А Вероника разрешения дожидаться не стала. Дверь распахнулась, и она решительным шагом переступила порог. Роскошная баба, эффектная, но уже не молодая. И Мирон уже хотел ее далеко не так, как раньше. Хотя и не прочь был оторваться с ней.
– Что, по горячему соскучилась?
Он опустился в кресло, забросил ногу на ногу, достал из пачки сигарету, но Вероника вырвала ее.
– Не понял… – ошалело протянул Мирон.
– Все ты понял! Мы же с тобой договаривались! – чуть ли не заорала на него женщина.
– Ты меня со своим чушком мужем не попутала? – угрожающе нахмурился Мирон.
– Извини! – спохватилась Вероника.
– Вмажешь? – Он барским жестом показал на стол.
Бутылка «Пшеничной», отборное сало крупными ломтями, ядреные огурчики домашнего посола, хрустящая капустка. В холодной лагерной зоне такая поляна была редкостью, а здесь это у него как разминка перед обедом. И всегда так будет, потому что он хозяин в этом городе. И заводские платят, и октябрьские, и всякая мелкая шушера вроде Бурмистра, который занимался автоугонами. Еще можно будет прижать цыган с их наркотой, но с этим спешить не стоит. Да и не хотелось никуда спешить. Если жизнь наладилась, чего суетиться? Сейчас водки для заводки, на обед можно винца для поднятия огольца, а потом в номера с Вероникой. А если она еще и дочурку свою приведет… Но ведь не приведет. И глядя на Веронику, Мирон очень хорошо это понимал.
– Ну, можно.
Она махнула водки, хрустнула огурчиком и, взяв со стола зажигалку, запалила ту самую сигарету, которую забрала у Мирона.
– Ты же не куришь, – ухмыльнулся он.
– С тобой не только закуришь!
– Ну, да, еще и ноги раздвинешь! – подхватил мужчина.
Вероника резко глянула на него, но сдержалась, хотя грубое словцо рвалось наружу.
– А что не так? – усмехнулся Мирон.
Недолго ломалась она.
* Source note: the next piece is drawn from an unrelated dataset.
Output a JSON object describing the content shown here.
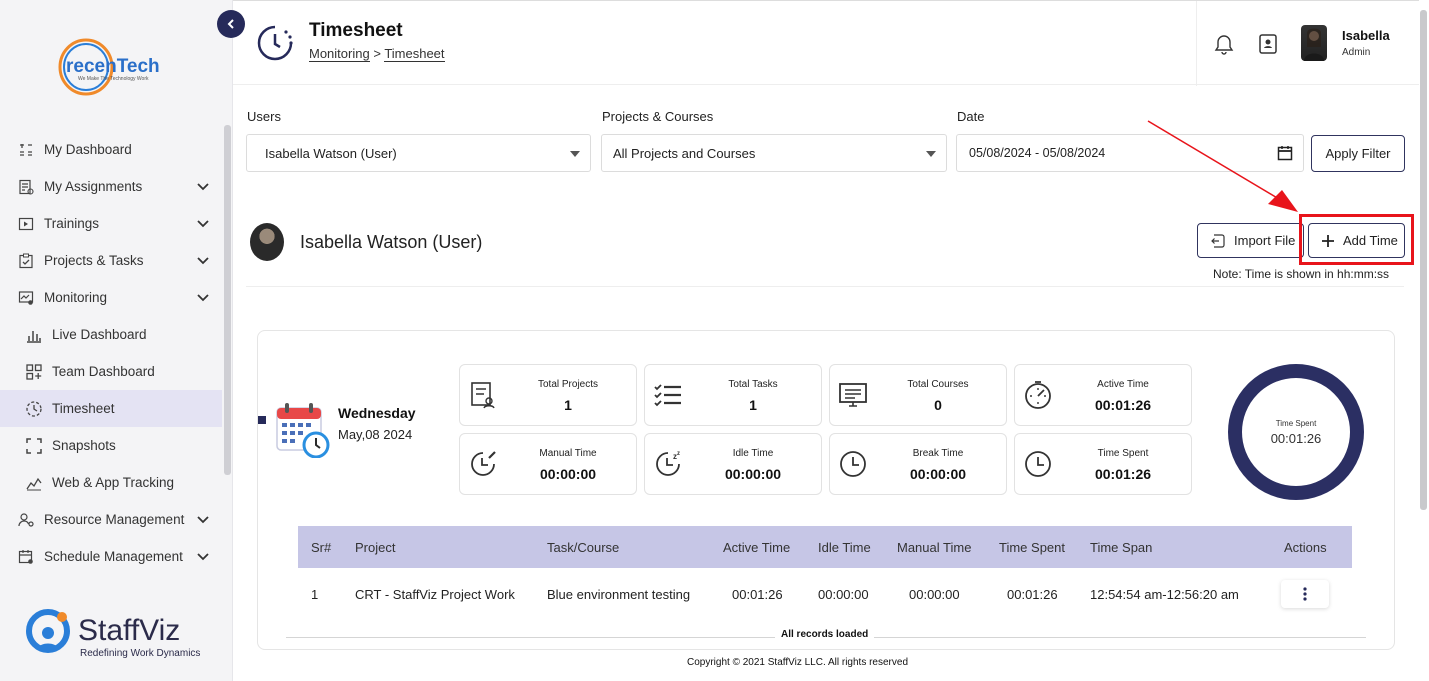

Сначала он опрокинул ее в ресторанном кабинете, а потом она сама пошла к нему в номер. Через недельку после первого раза пришла, по первому же звонку. Только он ей больше не звонил… Притупилась вдруг острота очарования.
– Сказала бы я тебе…
– Так скажи!
– К Юльке чего приставал?
– Я приставал?! Да я пальцем ее не тронул!
– А подходил зачем?
Юлю Мирон увидел случайно. Подъехал к ней, заговорил. И даже захотел ее. Очень захотел. И сейчас, на трезвую голову, хочет. А Вероника уже на втором плане. – Я должен у тебя спрашивать, к кому подходить, а к кому нет?
– Ну мы же договаривались! – с беспомощной злостью посмотрела на него женщина.
– О чем мы договаривались? Ты спишь со мной, а я не лезу к Юле? Ты так не спишь со мной.
– Ты мог бы позвонить, – обескураженно сказала женщина.
– А сама прийти не можешь?
– Ну, пришла.
– А я тебя хочу? – совершенно серьезно спросил он.
– Э-э… – замялась Вероника.
– Хочу, хочу, – небрежно пошевелил Мирон пальцами, вытатуированные перстни на которых закрывали золотые печатки. – Вот видишь, как хорошо, подъехал к твоей девочке, и ты уже здесь. Сама приходить не будешь, буду подъезжать.
– Хорошо, сама буду приходить! – закивала Вероника.
– Я что-то не понял, ты что, в жертву себя приносишь?.. А зачем это мне? Ты меня любить должна. Больше, чем своего мужа, должна любить. Скажи, ты меня любишь?
– Ну, ты же знаешь, я скажу все, что ты хочешь, – сквозь зубы проговорила женщина.
– Я знаю, что у тебя хорошая девочка, – глумливо усмехнулся Мирон. – Она реально девочка?
– Мирон, будь человеком!
– Я задал вопрос… Что там за пацан у нее?
– Игорем его зовут, он из армии вчера вернулся.
– И дальше что?
– А что дальше? Ну, поженятся.
– А право первой брачной ночи за кем?
Мирон очень хотел получить это право. Но так просто никто с этим правом не расстанется, значит, его надо будет забрать. А почему бы и нет?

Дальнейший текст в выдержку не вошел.